The family that took the name “de Huddleston” appear therefore to have close connections with the Norman barons and Bishops of Bayeux, probably coming from the same region of Normandy. The names “Nigel” and “Gilbert” are Norman.
Both Gilbert, and a Richard, now named de Huddleston, had property at Clementhorpe (outside York) 1175. They also had land at Hillam , Wetwang and Poppleton . Richard, son of Richard appears 1199x1214 in the “Feet of Fines”.

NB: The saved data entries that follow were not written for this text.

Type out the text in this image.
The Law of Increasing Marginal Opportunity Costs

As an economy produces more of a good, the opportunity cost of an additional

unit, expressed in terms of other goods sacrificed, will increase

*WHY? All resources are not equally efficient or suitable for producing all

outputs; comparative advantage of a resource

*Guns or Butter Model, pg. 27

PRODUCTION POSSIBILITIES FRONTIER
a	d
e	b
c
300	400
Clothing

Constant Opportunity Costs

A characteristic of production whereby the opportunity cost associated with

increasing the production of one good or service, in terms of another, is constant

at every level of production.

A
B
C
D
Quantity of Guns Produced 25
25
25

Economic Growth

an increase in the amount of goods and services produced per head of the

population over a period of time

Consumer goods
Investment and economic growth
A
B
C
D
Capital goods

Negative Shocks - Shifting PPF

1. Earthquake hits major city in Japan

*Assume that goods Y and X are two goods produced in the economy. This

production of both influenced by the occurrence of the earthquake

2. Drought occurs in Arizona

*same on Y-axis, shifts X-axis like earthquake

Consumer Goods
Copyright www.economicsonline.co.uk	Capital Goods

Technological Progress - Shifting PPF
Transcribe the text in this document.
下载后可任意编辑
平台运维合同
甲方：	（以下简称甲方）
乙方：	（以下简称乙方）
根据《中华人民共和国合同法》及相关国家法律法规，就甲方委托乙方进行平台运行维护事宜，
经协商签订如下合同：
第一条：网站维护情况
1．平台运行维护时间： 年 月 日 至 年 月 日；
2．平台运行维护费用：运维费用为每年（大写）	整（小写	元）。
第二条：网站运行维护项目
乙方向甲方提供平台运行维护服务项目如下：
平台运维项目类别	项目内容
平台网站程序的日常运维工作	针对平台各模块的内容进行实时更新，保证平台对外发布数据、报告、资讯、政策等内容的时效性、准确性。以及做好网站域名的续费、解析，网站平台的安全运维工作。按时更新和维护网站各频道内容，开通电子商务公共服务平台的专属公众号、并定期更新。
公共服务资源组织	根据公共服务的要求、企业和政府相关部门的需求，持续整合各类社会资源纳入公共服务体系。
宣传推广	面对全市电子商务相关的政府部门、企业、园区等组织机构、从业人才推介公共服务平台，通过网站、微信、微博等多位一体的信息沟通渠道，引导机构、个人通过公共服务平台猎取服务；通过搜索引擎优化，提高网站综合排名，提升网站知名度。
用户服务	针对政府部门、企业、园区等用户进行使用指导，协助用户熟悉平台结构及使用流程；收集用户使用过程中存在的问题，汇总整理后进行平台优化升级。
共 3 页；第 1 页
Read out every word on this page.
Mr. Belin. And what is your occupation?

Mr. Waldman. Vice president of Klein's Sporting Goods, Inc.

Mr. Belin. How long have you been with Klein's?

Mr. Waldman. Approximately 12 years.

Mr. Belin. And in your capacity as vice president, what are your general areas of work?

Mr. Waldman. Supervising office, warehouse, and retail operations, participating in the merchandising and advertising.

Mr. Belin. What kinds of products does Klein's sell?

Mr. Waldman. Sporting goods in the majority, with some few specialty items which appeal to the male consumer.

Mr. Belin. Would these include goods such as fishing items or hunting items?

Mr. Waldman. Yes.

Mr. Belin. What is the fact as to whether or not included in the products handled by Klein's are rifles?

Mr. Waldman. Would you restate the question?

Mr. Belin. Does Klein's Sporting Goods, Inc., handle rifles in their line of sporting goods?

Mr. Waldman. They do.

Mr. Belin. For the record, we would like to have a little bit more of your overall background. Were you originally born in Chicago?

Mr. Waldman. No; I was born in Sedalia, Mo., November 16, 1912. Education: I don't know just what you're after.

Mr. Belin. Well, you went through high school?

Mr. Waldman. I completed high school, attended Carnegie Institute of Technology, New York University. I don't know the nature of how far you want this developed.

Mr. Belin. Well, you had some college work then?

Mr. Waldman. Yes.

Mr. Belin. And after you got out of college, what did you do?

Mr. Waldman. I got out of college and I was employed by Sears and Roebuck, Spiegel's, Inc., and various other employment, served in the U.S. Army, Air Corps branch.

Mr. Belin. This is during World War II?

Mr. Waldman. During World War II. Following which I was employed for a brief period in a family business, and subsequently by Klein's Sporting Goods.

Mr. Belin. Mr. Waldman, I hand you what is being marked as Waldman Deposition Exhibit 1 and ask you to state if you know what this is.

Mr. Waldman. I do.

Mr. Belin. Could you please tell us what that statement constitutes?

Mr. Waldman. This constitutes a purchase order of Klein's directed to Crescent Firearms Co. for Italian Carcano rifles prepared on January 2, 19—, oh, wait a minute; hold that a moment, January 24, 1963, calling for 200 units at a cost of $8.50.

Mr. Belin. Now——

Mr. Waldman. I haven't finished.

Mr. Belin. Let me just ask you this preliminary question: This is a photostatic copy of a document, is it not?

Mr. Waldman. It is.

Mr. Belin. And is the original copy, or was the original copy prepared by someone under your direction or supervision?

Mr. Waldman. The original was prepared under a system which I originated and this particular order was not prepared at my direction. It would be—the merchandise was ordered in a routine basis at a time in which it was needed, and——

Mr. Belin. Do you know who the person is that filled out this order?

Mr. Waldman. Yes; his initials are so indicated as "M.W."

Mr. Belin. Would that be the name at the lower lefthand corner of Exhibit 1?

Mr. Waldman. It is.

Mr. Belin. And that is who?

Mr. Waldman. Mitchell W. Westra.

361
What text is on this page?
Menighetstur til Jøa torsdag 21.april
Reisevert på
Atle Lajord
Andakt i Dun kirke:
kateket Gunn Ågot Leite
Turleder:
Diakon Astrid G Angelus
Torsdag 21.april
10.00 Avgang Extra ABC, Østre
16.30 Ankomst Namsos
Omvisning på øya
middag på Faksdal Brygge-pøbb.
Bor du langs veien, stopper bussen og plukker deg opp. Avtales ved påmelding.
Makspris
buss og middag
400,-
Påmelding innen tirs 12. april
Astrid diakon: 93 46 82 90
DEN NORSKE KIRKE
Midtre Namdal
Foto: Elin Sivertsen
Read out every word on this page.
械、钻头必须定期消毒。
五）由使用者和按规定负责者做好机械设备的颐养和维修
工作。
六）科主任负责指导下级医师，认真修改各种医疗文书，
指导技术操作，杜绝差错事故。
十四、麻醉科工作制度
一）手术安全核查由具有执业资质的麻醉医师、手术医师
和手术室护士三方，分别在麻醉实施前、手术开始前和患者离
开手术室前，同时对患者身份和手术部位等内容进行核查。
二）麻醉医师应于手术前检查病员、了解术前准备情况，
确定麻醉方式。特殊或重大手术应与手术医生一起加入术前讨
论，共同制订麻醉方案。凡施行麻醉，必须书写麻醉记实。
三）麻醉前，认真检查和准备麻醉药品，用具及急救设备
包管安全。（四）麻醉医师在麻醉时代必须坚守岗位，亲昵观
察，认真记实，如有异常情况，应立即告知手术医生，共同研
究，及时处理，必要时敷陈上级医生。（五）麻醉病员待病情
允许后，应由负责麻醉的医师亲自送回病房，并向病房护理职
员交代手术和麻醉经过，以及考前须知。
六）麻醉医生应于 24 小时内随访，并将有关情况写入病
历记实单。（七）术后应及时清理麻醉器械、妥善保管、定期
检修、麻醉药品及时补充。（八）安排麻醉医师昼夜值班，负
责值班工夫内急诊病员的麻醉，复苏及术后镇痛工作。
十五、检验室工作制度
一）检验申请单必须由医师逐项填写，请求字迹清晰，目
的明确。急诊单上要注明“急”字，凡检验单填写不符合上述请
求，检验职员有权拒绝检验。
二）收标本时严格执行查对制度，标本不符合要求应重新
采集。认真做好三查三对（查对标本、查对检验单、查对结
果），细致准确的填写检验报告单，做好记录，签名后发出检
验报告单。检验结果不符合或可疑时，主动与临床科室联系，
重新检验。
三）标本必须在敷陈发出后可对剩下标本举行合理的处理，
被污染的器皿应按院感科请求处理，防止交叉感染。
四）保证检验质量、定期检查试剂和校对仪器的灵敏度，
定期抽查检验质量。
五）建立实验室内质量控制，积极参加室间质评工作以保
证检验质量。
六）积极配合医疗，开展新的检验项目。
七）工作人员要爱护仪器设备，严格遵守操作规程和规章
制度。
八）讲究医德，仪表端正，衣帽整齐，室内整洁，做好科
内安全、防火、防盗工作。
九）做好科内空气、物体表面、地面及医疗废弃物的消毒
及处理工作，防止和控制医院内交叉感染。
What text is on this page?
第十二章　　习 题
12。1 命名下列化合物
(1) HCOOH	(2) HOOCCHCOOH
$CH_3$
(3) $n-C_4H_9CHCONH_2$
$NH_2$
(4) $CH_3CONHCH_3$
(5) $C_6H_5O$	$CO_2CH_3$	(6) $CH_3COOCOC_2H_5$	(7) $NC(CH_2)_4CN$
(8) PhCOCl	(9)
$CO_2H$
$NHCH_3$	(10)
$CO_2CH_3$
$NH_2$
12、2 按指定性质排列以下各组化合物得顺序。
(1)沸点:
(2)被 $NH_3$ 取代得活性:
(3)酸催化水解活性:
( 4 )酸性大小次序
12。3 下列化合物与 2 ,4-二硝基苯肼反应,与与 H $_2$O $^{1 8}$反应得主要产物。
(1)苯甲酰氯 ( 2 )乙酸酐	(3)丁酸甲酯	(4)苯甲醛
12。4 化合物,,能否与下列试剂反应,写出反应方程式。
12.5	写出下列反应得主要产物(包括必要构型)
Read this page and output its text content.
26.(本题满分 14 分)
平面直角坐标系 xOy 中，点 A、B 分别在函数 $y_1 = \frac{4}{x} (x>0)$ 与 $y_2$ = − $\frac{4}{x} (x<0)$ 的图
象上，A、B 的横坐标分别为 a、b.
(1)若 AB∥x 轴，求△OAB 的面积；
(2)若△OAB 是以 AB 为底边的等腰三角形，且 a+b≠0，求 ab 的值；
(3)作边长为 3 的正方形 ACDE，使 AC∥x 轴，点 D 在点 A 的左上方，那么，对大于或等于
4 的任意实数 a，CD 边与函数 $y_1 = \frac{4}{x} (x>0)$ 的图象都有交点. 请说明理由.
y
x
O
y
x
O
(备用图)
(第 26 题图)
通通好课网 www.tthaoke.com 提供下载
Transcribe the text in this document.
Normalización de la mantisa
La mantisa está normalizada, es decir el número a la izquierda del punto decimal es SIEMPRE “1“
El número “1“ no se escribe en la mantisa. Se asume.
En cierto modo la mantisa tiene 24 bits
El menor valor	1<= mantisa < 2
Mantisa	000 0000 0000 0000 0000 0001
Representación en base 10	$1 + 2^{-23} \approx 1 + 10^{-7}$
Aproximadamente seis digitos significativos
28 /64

A Richard (c. 1198-1250) is said to have married Alicia, dau. of William, son of Henry, of Garthorpe. The Hudlestons had lands in Garthorpe 1223 and their later successor John de Meaux/Melsa, who had marr. Beatrix dau. of Richard, did homage to the Archbp.c.1298, for lands in Huddleston, Gowthorpe /Garthorpe and Youlthorpe, (the latter East of York) which presumably came with the marriage of Richard and Alicia and which John de Meaux had inherited with Beatrix.
This Sir Richard was the father of Richard , Beatrix (de Meaux) d c.1287,and John, c.1222-1252, who marr. Joan de Boyville, of Millom Cumberland., and probably Robert. The younger Sir Richard died
childless in c.1285, when the estates went to Beatrix and her husband (though some references say he sold the lands to John and Beatrix)
John de Hudleston 2nd. of Millom tried to claim Huddleston in 1287 from John de Melsa/Meaux (after the death of Beatrix) but he was unsuccessful, and by 1304 the estates had passed to the Grenefields and other families.
OTHER POSSIBLE DESCENDANTS of the ORIGINAL FAMILY appearing in mediaeval Yorkshire documents and as yet unconnected.
1. 1251 Gilbert and Alice Yorkshire Fines re. a messuage in Pontefract.